The SE in this case must be a circle again. However, this time it should be a little larger than the size of the “normal” cell, just a little bit so that it is smaller than a “cancer” cell. The figure below shows the binarized image with threshold value of 0.83 (leftmost), and the cleaned images using the equivalent SIP functions for open (middle) and close (rightmost) functions.

By histogram manipulation and bwlabel, the size and positions of the cancer cells were be determined. The histograms are shown below with different zoom levels similar in the previous histograms.

The best estimate of the cancer cell size by using the histogram is 884 +-56 pixels squared. The isolated cancers cells are shown below.

Hurrah! The best estimate for the cancer cell size is bigger than that of a normal cell. I think I got an acceptable answer. Morphological operations are really amazing! More importantly, the two raw images: Circles002.jpg (upper) and Circles with cancer.jpg (lower) are shown below.
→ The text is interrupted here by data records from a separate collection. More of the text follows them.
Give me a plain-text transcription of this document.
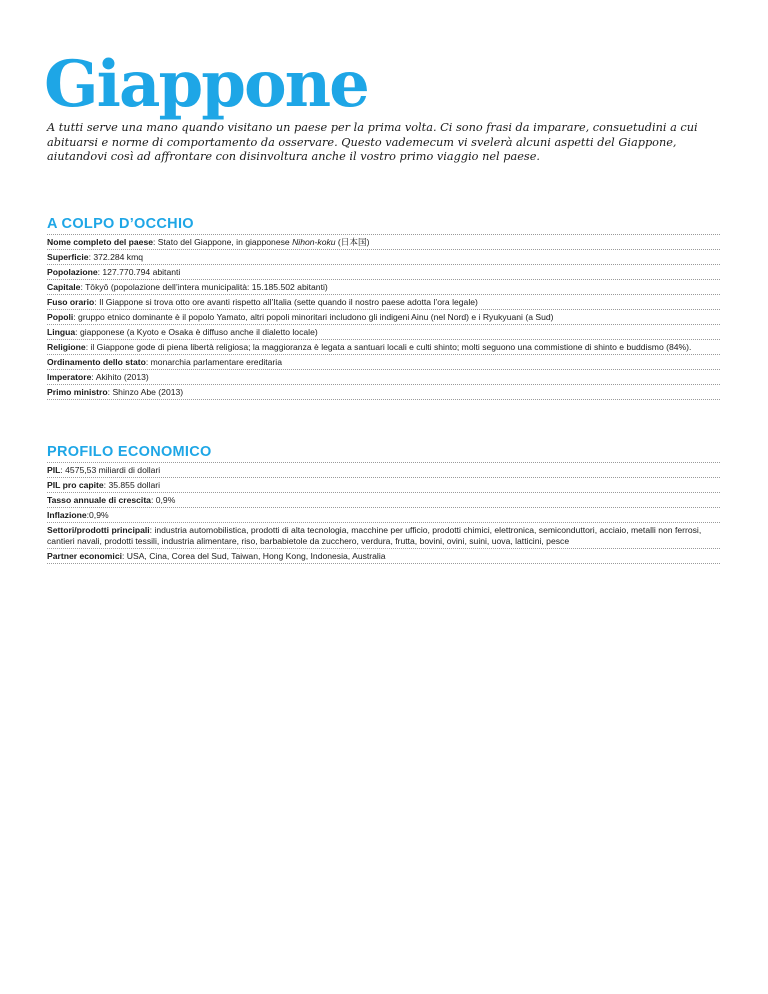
Giappone

A tutti serve una mano quando visitano un paese per la prima volta. Ci sono frasi da imparare, consuetudini a cui abituarsi e norme di comportamento da osservare. Questo vademecum vi svelerà alcuni aspetti del Giappone, aiutandovi così ad affrontare con disinvoltura anche il vostro primo viaggio nel paese.

A COLPO D’OCCHIO
Nome completo del paese: Stato del Giappone, in giapponese Nihon-koku (日本国)
Superficie: 372.284 kmq
Popolazione: 127.770.794 abitanti
Capitale: Tōkyō (popolazione dell’intera municipalità: 15.185.502 abitanti)
Fuso orario: Il Giappone si trova otto ore avanti rispetto all’Italia (sette quando il nostro paese adotta l’ora legale)
Popoli: gruppo etnico dominante è il popolo Yamato, altri popoli minoritari includono gli indigeni Ainu (nel Nord) e i Ryukyuani (a Sud)
Lingua: giapponese (a Kyoto e Osaka è diffuso anche il dialetto locale)
Religione: il Giappone gode di piena libertà religiosa; la maggioranza è legata a santuari locali e culti shinto; molti seguono una commistione di shinto e buddismo (84%).
Ordinamento dello stato: monarchia parlamentare ereditaria
Imperatore: Akihito (2013)
Primo ministro: Shinzo Abe (2013)
PROFILO ECONOMICO
PIL: 4575,53 miliardi di dollari
PIL pro capite: 35.855 dollari
Tasso annuale di crescita: 0,9%
Inflazione:0,9%
Settori/prodotti principali: industria automobilistica, prodotti di alta tecnologia, macchine per ufficio, prodotti chimici, elettronica, semiconduttori, acciaio, metalli non ferrosi, cantieri navali, prodotti tessili, industria alimentare, riso, barbabietole da zucchero, verdura, frutta, bovini, ovini, suini, uova, latticini, pesce
Partner economici: USA, Cina, Corea del Sud, Taiwan, Hong Kong, Indonesia, Australia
Since the best estimate for the size of a normal cell was determined, we can tell whether a cell is abnormal or cancerous now. The purpose of using subimages in this case is to exercise us on how to process several samples.  I noticed that the processing for isolating the cancer cells took longer than the usual processing of images. But the result is worth waiting. In this activity, I will give myself a grade of 10 since I did every part with much enjoyment. :3

Reference:

1. Maricor Soriano, “A10-Applications of Morphological Operations 3 of 3: Looping through Images”, 2008.